# Issues exiting X



## munocat (Mar 20, 2020)

When I exit X windows, instead of dropping to the command line, the screen turns off. Is there a setting I am missing?


----------



## George (Mar 20, 2020)

Do you use a window manager? Did you load any graphics drivers? What version of FreeBSD? Take a look at /var/log/Xorg.0.log

Can you switch the console after the screen turns off, with "Ctrl+Alt+F2", or "Alt+F2" ?


----------



## munocat (Mar 20, 2020)

Elazar said:


> Do you use a window manager? Did you load any graphics drivers? What version of FreeBSD? Take a look at


Version 12.1 RELEASE

I have fvwm and I get the same with twm. My graphic driver is NVidia, I looked in the log file the last 2 lines



> [  2054.652] (II) NVIDIA(GPU-0): Deleting GPU-0
> [  2054.678] (II) Server terminated successfully (0). Closing log file.

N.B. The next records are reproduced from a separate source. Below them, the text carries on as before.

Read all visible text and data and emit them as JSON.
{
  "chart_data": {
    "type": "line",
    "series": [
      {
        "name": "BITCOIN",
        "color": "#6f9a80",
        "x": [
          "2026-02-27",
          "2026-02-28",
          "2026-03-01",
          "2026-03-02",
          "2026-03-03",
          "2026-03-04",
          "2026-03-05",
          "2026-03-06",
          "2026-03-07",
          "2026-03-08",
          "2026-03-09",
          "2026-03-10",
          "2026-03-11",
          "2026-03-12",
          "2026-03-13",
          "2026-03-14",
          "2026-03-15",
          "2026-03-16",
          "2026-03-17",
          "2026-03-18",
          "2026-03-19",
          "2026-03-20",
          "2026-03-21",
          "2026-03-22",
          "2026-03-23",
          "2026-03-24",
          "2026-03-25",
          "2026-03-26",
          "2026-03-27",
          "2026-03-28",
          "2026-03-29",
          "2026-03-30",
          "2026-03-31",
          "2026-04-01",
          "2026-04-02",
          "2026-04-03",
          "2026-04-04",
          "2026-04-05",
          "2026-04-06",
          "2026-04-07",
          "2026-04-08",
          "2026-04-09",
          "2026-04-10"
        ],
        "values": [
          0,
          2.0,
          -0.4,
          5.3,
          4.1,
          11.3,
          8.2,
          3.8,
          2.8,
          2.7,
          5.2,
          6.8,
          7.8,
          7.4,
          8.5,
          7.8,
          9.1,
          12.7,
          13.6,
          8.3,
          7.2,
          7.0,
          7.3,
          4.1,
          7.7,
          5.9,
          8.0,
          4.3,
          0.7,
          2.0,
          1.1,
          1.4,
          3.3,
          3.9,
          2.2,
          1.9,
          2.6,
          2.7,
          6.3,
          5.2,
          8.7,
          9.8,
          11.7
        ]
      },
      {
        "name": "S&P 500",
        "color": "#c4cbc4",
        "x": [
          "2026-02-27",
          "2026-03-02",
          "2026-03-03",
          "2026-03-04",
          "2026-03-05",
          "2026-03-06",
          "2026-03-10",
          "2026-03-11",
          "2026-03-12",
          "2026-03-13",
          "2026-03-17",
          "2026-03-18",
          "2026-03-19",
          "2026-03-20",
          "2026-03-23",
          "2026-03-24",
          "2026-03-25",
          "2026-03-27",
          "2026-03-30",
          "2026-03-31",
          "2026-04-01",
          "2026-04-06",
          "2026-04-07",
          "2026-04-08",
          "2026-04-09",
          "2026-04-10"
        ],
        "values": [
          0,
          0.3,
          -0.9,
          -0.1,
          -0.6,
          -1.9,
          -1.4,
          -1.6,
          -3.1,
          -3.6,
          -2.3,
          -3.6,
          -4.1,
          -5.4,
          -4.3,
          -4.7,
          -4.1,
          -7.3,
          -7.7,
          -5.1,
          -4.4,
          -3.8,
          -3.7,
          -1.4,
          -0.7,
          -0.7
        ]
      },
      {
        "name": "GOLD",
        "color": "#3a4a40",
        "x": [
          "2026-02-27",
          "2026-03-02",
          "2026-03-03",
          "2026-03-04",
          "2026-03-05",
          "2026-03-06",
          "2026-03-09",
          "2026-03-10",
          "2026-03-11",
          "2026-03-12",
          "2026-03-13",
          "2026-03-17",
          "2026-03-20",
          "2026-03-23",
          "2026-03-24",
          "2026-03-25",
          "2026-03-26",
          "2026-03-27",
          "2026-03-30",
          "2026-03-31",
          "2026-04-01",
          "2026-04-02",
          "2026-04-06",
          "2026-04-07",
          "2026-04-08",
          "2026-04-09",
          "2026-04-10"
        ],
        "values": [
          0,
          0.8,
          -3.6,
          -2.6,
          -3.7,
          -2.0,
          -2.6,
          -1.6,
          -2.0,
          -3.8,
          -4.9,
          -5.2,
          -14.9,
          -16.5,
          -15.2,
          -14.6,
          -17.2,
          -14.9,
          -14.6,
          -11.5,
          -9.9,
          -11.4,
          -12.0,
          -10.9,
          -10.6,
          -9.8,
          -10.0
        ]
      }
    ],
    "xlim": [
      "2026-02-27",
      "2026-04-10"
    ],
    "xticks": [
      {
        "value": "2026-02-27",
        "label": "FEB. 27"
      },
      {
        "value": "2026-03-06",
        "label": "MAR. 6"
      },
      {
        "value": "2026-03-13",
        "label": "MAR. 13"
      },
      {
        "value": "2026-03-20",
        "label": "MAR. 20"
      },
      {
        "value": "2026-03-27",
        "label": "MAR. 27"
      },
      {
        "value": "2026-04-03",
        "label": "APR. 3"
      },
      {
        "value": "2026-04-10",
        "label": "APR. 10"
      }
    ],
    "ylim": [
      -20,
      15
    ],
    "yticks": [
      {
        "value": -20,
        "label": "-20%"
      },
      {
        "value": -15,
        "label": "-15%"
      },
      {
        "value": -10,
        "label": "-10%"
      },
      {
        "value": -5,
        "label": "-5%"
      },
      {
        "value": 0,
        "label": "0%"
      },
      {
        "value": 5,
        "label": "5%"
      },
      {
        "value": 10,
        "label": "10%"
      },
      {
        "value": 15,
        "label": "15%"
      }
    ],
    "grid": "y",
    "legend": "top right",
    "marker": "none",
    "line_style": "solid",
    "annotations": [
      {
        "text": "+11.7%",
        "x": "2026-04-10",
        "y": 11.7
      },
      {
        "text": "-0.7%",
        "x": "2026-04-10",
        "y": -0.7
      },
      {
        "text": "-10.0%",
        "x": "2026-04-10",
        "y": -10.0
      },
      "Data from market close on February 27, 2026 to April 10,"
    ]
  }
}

I cannot switch to console either, if I try to switch the console while in X, screen switches of cannot switch back, after the screen turns off. My only way is then to ssh into the system and reboot.


----------



## George (Mar 21, 2020)

It is probably nvidia related, since Xorg just exits fine.
I searched bugzilla (maybe this? switching back to sc(4) or vt(4) console fails with nvidia.ko ).

Someone there suggests adding hw.vga.textmode=1 to /boot/loader.conf. Or update the nvidia driver. Or try the sc console instead of vt.


----------



## Raffeale (Mar 21, 2020)

maybe you open the securelevel>0 ,so it caused when you logout, try to disable securelevel


----------



## munocat (Mar 21, 2020)

Elazar said:


> It is probably nvidia related



I tried the suggested, did not make a difference. I also tried switching to sc from vt, but this just hand the main console, I still can ssh in. I read that bug thread. It seems like this is a bug (NVidia) which probably will never get fixed for this computer.

I am planing on running xdm on these systems. I will attempt to see if this will solve my problems. 

Thank you once again for your help.


----------